兵庫県神戸市在住のたべぷろ編集部員・田添マチ子です。私のささやかな楽しみは家でお抹茶を点てて季節の和菓子を食べることです。おいしい和菓子を求めて京都まで行くことも。でも今は日本全国パンケーキが大人気ですね。和菓子だっておいしいのに~とちょっと悔しい気分。でもパンケーキも大好きです。数年前までは東京原宿のあのハワイの有名店まで通っていたほど。でもこのパンとお菓子の街・神戸であのパンケーキに負けない和菓子を見つけたのです。

神戸の老舗が作った“割れない煎餅”

“割れない煎餅”という気になるフレーズが耳に入り、早速入手してみようと神戸三宮の“ひょうごふるさと館”へ突撃。割れない=柔らかい→濡れおかきと勝手に思い込んでいた私は、その煎餅と初対面した時、驚いて手に取るのも忘れ、しばらくその煎餅を見下ろしていました。驚いたのはその大きさです。ご覧あれ。

“割れない煎餅”の正しい名前は「やわらか焼」です。もはや煎餅のサイズではありません。横の五百円玉と見比べてみればお分かりいただけるでしょう。

そして感触ですが、煎餅らしからぬ柔らかさ。少しフワフワしています。これは“煎餅”と言ってよいものでしょうか。これはただかぶりつくだけの食べ方でいいのだろうかと忖度せずにはいられなくなったのです。

まずは普通に食べてみると…甘くておいしい!カステラみたいな懐かしい味!舌の肥えた神戸市民に愛され続けてきただけある!でも、もっとおいしい食べ方を探してみたいな~と冷蔵庫に頭を突っ込んで、あれこれ足してみたのです。

お菓子をモーニングでいただく幸せ

この柔らかさ…パンケーキに見立てられないか?と考えました。モーニングとして食べられそうだと思ったのです。

まずレンジで20秒ほど温めます。なんだか甘くて良い香り! 蜂蜜の香りがフワ~っと漂ってきます。そして温める前よりもふんわり感がアップ。

アツアツのうちにバターを乗せて、蜂蜜をスプーン一杯かけてナイフとフォークで一口。まるでカステラのような甘さ!そして蜂蜜の風味がします。蜂蜜はかけなくてもいいかもしれません。

一枚食べきる頃にはもうお腹一杯です。今日も一日がんばれそう!飲み物は紅茶、牛乳、コーヒーと何でも合います。

煎餅がトッピング次第で洋風のスイーツに早変わり

次にお菓子としての食べ方です。ここは和菓子路線で攻めてみたいところです。和菓子好きにはたまらないスイーツにならないものか…まず和菓子といえば欠かせないのはあんこ。市販の袋入りのあんこをスプーン一杯用意。「やわらか焼」を食べたいサイズだけ2枚切り分けます。

電子レンジで30秒ほど温めます。

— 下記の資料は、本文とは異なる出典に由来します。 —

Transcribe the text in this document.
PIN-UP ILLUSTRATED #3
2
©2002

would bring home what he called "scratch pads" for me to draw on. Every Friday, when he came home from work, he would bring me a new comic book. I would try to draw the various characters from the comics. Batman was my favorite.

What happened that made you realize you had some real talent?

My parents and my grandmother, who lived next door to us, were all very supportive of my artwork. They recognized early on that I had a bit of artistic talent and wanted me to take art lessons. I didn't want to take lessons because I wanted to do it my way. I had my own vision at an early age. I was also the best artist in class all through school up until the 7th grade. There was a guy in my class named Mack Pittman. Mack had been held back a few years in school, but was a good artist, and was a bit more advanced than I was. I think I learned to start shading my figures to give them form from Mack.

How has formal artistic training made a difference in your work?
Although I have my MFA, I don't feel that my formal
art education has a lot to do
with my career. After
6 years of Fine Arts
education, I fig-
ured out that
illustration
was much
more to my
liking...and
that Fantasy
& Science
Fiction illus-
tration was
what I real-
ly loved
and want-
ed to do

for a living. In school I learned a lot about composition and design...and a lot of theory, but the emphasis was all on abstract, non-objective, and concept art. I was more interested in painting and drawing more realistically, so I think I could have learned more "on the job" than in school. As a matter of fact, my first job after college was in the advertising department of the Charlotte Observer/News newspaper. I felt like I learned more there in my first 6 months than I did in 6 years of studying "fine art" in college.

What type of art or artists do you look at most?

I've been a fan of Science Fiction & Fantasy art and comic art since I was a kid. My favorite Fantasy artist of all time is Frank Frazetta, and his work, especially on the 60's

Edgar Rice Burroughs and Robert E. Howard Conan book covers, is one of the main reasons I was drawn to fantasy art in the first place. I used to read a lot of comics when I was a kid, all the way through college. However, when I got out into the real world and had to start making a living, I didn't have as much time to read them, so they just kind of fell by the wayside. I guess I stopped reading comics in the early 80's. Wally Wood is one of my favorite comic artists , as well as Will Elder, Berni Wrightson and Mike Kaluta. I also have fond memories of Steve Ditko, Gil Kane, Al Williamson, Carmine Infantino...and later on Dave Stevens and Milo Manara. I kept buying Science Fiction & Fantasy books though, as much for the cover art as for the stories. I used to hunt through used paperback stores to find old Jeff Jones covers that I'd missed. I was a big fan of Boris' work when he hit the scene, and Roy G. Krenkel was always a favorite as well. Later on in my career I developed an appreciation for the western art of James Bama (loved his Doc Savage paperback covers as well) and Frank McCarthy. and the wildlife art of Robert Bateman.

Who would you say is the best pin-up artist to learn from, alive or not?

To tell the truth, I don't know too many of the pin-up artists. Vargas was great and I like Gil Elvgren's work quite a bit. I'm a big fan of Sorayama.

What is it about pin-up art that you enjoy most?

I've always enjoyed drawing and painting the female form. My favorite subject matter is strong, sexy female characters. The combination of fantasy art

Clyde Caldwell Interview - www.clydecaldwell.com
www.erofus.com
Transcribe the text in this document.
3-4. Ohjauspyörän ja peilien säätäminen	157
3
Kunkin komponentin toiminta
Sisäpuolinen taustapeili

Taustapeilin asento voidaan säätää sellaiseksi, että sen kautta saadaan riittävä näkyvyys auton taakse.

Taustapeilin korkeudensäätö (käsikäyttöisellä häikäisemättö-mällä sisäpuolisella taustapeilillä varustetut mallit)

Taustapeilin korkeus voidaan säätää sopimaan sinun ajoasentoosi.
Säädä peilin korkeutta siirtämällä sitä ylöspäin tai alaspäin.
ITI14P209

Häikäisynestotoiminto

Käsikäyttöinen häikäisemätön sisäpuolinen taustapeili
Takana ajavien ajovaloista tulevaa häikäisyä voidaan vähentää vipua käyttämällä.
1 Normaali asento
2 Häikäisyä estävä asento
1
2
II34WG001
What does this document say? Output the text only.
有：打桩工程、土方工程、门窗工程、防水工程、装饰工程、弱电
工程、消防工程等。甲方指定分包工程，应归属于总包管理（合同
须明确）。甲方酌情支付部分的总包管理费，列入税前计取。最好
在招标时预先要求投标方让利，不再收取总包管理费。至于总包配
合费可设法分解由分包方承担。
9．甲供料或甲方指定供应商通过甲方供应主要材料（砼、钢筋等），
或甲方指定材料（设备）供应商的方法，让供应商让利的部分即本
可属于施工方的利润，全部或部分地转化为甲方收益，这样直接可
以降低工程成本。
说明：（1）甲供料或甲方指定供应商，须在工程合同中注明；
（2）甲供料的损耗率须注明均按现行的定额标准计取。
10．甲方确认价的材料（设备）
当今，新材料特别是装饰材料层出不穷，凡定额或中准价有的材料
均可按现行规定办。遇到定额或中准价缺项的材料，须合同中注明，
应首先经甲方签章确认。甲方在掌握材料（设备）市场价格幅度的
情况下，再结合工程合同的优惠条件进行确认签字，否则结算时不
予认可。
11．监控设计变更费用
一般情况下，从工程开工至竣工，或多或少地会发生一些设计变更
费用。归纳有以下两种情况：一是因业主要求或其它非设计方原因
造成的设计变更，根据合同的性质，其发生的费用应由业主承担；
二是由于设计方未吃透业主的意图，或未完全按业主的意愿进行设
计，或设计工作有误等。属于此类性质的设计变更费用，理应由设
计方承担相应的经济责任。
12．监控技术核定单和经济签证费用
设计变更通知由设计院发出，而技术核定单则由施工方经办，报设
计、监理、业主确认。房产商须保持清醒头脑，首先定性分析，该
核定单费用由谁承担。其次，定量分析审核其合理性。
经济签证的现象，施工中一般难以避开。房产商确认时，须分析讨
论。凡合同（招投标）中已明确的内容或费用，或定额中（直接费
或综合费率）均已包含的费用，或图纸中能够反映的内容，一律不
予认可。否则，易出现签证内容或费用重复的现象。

そこにあんこを好みの量で。これは冷たくても温かくてもOK。もう一枚同じサイズの「やわらか焼」を乗せてあんこをサンドしてもおいしい!合わせるお茶は日本茶系がいいですね。緑茶、ほうじ茶または麦茶も合います。

バニラアイスとも相性抜群です。今度はトースターでしっかり焼きます。すると表面はカリッとなり中はふんわりした食感に。ただ温めるだけよりもフンワリ感が倍増!そこに少し溶けたバニラアイスを絡ませれば立派なパンケーキ系スイーツの出来上がりです。

面白いことに冷たいバニラアイスが浸み込んだところは硬くなり、ここで初めて煎餅を食べているようなポリポリという音が出ました。生クリームやイチゴなどのカラフルなフルーツを足してみれば彩りも華やかで目にも楽しいです。合わせるお茶はコーヒー、紅茶がおススメです。

この「やわらか焼」は明治6年創業の亀井堂総本店が作っています。明治23年、東京で開催された第3回内国勧業博覧会において、瓦せんべいが大好評を博したため、創業者・松井佐助氏が「遠距離を運んでも割れないお煎餅」として「やわらか焼」を考案したそうです。特徴はその模様ですが、これは創業者の出身地の英雄である、楠木正成公の家紋の「菊水紋」です。歴史を感じられるお菓子ですね。

洋風にも和風にも早変わりできる「やわらか焼」は2枚入りで350円。この安さですし、日持ちするので非常食にもよさそうです。「やわらか焼」は神戸市元町の本店やネットでも購入できます。お菓子としてもご飯としても食べられる“使える食べ物”です。舌の肥えた神戸市民に愛され続ける「やわらか焼」を味わってみませんか?